I felt like they'd all been hiding it from me.
Actually, the girl at the convenience store said, "No wine today?" "No, thanks. I quit drinkin'." "OOooohhhh ... THAT's why we haven't had to order that stuff in a month."
(I had just gotten out of a month in rehab.)
I said, "Well YOU talked me into it stopping!" "What did I have to do with it?" "One time you said, 'You sure buy a lot of that'." She said, "Hmmm ... then you sure buy a lot of cigarettes, too." "Ok ... you can stop saving my life now."
I went to another meeting yesterday,,, Good stuff... people sharing stories.. some like mine others not...BUT..it was the after the meeting in the parking lot that got to me.. some of these people really care... Imagine a stranger giving you thier number abd saying.."call me any time you need to talk"....
Look at you ! ... starting to sound like an AAer already, sharing hope with another newcomer. You're getting it brother. You've noticed who cares and where you can get helped. Keep that up and you'll be caring about other people, too. WE stay sober together.
Angeleyes ... Don't quit quitting. You're doing yourself a huge favor coming here and sharing your experience. We all need to hear your progress and are more interested in your success than you can imagine. Thank you.
Now go to a flesh-and-blood meeting! We're sitting in those chairs. Meet us.
I had to go back for some more convincing, too ... more drinking to remind me why I wanted to stop. Please don't take as long as I did. I went to AA meetings 6 years ago knowing I'm an alcoholic trying to get that spark that would make me work on it. I finally went in 1 year ago. I'm sober one year now through these wonderful AA people.
Guns didn't do it for me. I had a whole arsenal pointed at me for a long time. My life was like wandering around with a poop scooper on an artillery range. I had plenty of guns at my head until the gun was in my own hand. My gun was real.
I suggest turning off your brain long enough to go to a meeting, raise your hand, and say, "I can't stop drinking and I need to talk to somebody... NOW." It's that simple and the most important thing you can do for yourself. Just a moment of courage and you will be the most important person in the room that day.You wrote:
Wow, that is some major insight... It is my pride... Now, I need to humble myself, and except the fact that I cannot do this myself... I need help!

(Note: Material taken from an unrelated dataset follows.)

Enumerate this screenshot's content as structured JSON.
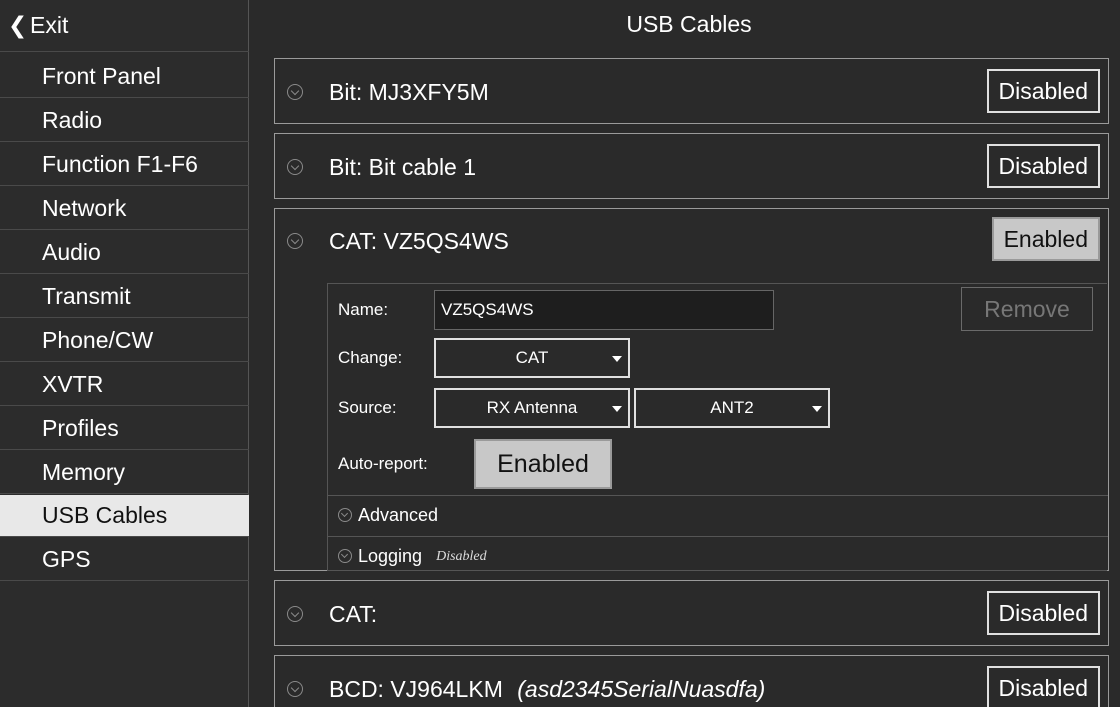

There ya go! Yes, maam ... MAJOR insight. If you won't listen to anyone else (any other alcoholics here do that?
), listen to yourself. That's your "moment of clarity". Now just act on it before you talk yourself out of it again.
I'm a frign miracle-boy! I'm not only glad to be alive today, I'm downright tickled to be LIVING.
Keep coming back. We're on your side. Nobody holding you back but you.